If you go through ConcertoNet’s archives, you can see that Zeffirelli’s stagings had all of us disagreeing on their merits. I along with Fred Kirshnit disliked the classic Zeffirelli Harry Rolnick was much taken by it. Regardless of their merits, how old are these productions? Is Zeffirelli himself coming back to revive them and do they really reflect what he wanted? Zeffirelli likes to have lots of action on stage. Maybe, all this activity was well coordinated when he himself directed them but they now feel obtrusive and are drowning the work’s central impact. Maybe they were modern in his days but what we see today is substandard.


Back to Bondy’s reading of Tosca.

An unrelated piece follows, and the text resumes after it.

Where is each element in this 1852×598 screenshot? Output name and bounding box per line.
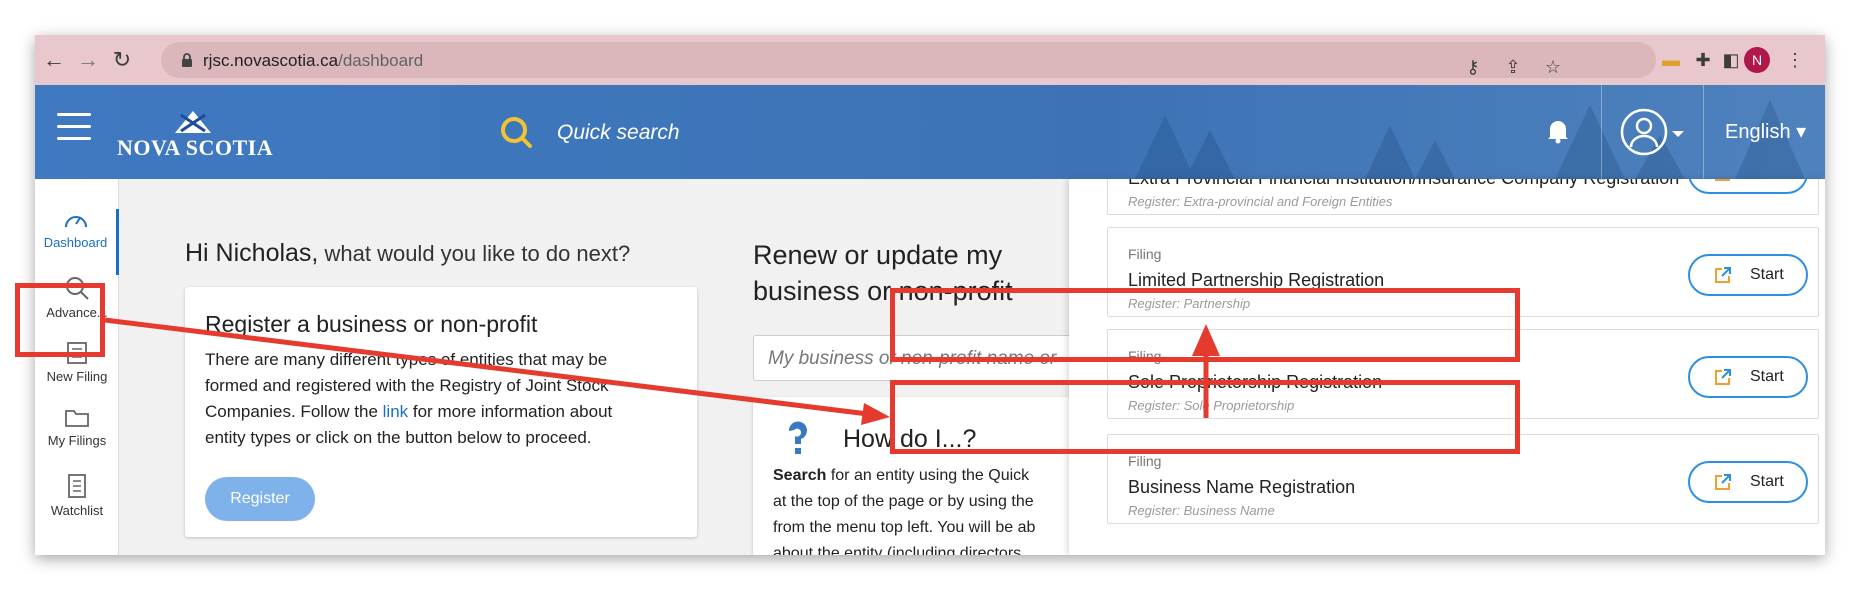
arrowhead-icon: [861, 403, 890, 425]
arrow-to-business-name: [104, 317, 869, 417]
annotation-arrows: [104, 317, 1220, 425]
arrowhead-icon: [1192, 324, 1220, 356]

We have here a more focused reading and more intimate which uses far less colors and canvas compared to Zeffirelli’s massive baroque overcharged means. Action is far easier to watch and there are far more characters developments. Scarpia is definitely perverse and dangerous, Cavardossi is stuck in the middle and Tosca’s personal journey becomes the center of the work. Bondy had her emotionally exhausted lying on a couch trying to recover from the days’ events at the end of act 2. The trauma of her day is thus much better outlined than any candlestick gimmick would ever do. This is a typical Bondy moment, where he finds a gesture that illuminates so well the spirit of the work. Why did people booed? No objective reasons apart from the fact that this was not the old Zeffirelli one. As Mahler said, tradition is just what people remember of the last bad performance.

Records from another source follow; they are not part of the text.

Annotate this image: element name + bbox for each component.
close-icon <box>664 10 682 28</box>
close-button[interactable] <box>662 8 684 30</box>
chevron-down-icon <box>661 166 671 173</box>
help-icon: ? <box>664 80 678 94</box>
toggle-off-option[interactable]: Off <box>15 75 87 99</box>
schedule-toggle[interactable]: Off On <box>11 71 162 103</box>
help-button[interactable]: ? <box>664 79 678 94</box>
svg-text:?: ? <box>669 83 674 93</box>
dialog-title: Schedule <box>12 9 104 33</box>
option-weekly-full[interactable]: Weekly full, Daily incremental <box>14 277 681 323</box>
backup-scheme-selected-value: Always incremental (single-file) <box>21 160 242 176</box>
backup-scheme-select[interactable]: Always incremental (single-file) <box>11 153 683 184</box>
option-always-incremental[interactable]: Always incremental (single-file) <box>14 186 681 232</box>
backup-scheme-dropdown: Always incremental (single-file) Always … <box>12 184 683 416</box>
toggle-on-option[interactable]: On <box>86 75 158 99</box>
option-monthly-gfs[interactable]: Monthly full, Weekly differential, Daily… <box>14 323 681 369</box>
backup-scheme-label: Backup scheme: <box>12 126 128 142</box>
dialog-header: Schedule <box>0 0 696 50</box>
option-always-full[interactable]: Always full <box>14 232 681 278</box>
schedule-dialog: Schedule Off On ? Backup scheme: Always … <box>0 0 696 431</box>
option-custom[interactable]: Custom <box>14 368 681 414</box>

The Met organized a conference at New York Public Library where Luc Bondy was invited along with the Met’s new director Peter Gelb, Patrice Chéreau who is doing his Met début with Janácek’s From the House of the Dead and Bartlett Sher in charge of the new Tales of Hoffmann. The conference can be seen and downloaded from the NYPL site and I would recommend its viewing to our readers (for those who have not yet seen the Janácek’s production, skip the excerpt, since, as Chéreau drily points it out, it gives away one of the key surprise in his staging). Surprisingly, it shows that New Yorkers are convinced that directors are purposely trying to generate booing at premieres and furthermore that this is a typical European attitude.

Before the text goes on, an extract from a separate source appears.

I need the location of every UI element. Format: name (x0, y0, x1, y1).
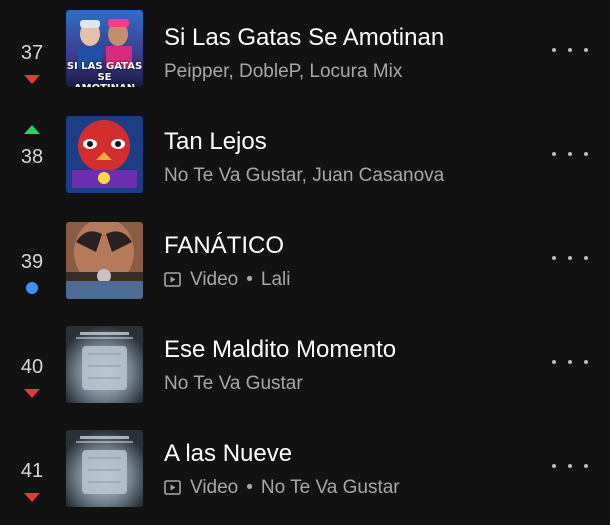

But the main interest of the conference is to watch and listen to Peter Gelb. There was some apprehension when he was appointed that it could mean a downfall for the Met. Some critics expressed doubts as to his artistic vision referring to the fact that he pioneered some cross-over material while at Sony and also because he had not run a place of the size and scope as the Met. There was also concern as James Levine was starting to spend more time in Boston. A few years after, Gelb can really be proud of what he is happening there. In the past, Carlos Kleiber accepted to come and conduct only if he were given enough rehearsals. Today, Chéreau or Bondy would not come at the Met if they would not find the working conditions they want. Levine is still there and is spending time in Boston but the Met has invited new names like Barenboim and Salonen. Listen to Gelb during the conference. He has to walk a fine balance in between the audience, the sources of funding, the artists, probably the Met board… He knows what he wants to do and he is making sure this is happening. There is artistic leadership here.